Creative Thinking with Kids
by Susan Stephenson, www.thebookchook.com
Ben was five - slender, freckled, determined. He was stalking around one section of the playground, pointing his stick at other kids and grinning in satisfaction.
"Hi Ben, what's that?" I asked, pointing to the stick.
He stared at me. "It's a stick."
"Yes, it's really a stick, but what are you pretending it is?"
He grinned and his eyes sparkled. "A gun!"
I tried to encourage my students to think creatively. Maybe time for a little prompting?
"Ah, a gun. What else could it be, do you think? A horse?"
He looked at the short stick clutched in his hand, and frowned. "No, it's a gun."
"It could anything we like, it could even be a duck!" I enthused. I took it from him gently and mimed walking my duck along.
Ben's eyebrows rose. He took that duck back, pointed it at my chest and BANG, shot me right in the heart. Deliberately, he lifted the barrel to his lips, blew smoke away and tucked the stick into the waist band of his shorts.
"It's a GUN," he said, and stalked off.
Have you noticed how sometimes we adults have an agenda in helping kids think creatively that kids don't share? I was trying to prompt a student to think creatively my way. He showed me, quite clearly, that he was perfectly capable of doing so. He used his imagination to transform a stick into a gun. He carried out the role of gun-user. He added detail to that role. He persisted in the face of my attempts to make the stick more pacific.
Kids, in fact, love to think creatively. As parents and teachers, I believe we need to share and encourage different kinds of creative thinking with the children in our care. As Alexandra K. Trenfor tell us:
We need to take care that, in our enthusiasm for sharing creative thinking with our kids, we don't discount the very real creativity they possess innately.
So let's encourage our children to imagine - to build mental images, dream and ask themselves the question: what if? Let's encourage them to be flexible in their thinking and to look at problems from as many different ways as possible. Let's encourage them to experiment and come up with alternatives. Let's ask them to design and invent and hypothesise. Let's do all those things in an atmosphere where respect for everyone's ideas is the norm, and where kids produce their own ideas and products as a matter of course.
Book Chook Challenge for Kids: September 13 is actually International Chocolate Day. What creative activities can kids devise around that theme? Some prompts:
* List all the chocolate bars you can think of.
* Design a wrapper and invent a slogan for a new kind of chocolate.
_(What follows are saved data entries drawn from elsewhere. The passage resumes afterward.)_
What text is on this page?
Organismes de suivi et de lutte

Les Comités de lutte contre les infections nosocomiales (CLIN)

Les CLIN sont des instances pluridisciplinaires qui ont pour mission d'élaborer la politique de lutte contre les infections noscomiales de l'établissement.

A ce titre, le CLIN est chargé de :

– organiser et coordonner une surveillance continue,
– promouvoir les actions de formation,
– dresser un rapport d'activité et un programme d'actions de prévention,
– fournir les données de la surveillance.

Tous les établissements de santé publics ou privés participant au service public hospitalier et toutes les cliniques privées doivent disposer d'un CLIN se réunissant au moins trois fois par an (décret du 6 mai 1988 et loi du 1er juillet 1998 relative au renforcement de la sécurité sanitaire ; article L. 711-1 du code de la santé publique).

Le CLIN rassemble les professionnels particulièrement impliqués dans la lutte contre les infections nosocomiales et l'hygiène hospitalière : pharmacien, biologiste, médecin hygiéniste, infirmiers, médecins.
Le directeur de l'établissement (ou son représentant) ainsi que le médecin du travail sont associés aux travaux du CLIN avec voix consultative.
* How could chocolate be used to capture a dragon/save a life/defeat an enemy?
* List three reasons chocolate is good for us. List three reasons why chocolate is not good for us.
* What could be the problems caused by swimming in a lake of chocolate?
* Design a machine for making chocolate-coated something.
* Write a letter to your principal, persuading her/him to use chocolate as a reward system at school.
* Draw up a plan using chocolate to bring about world peace.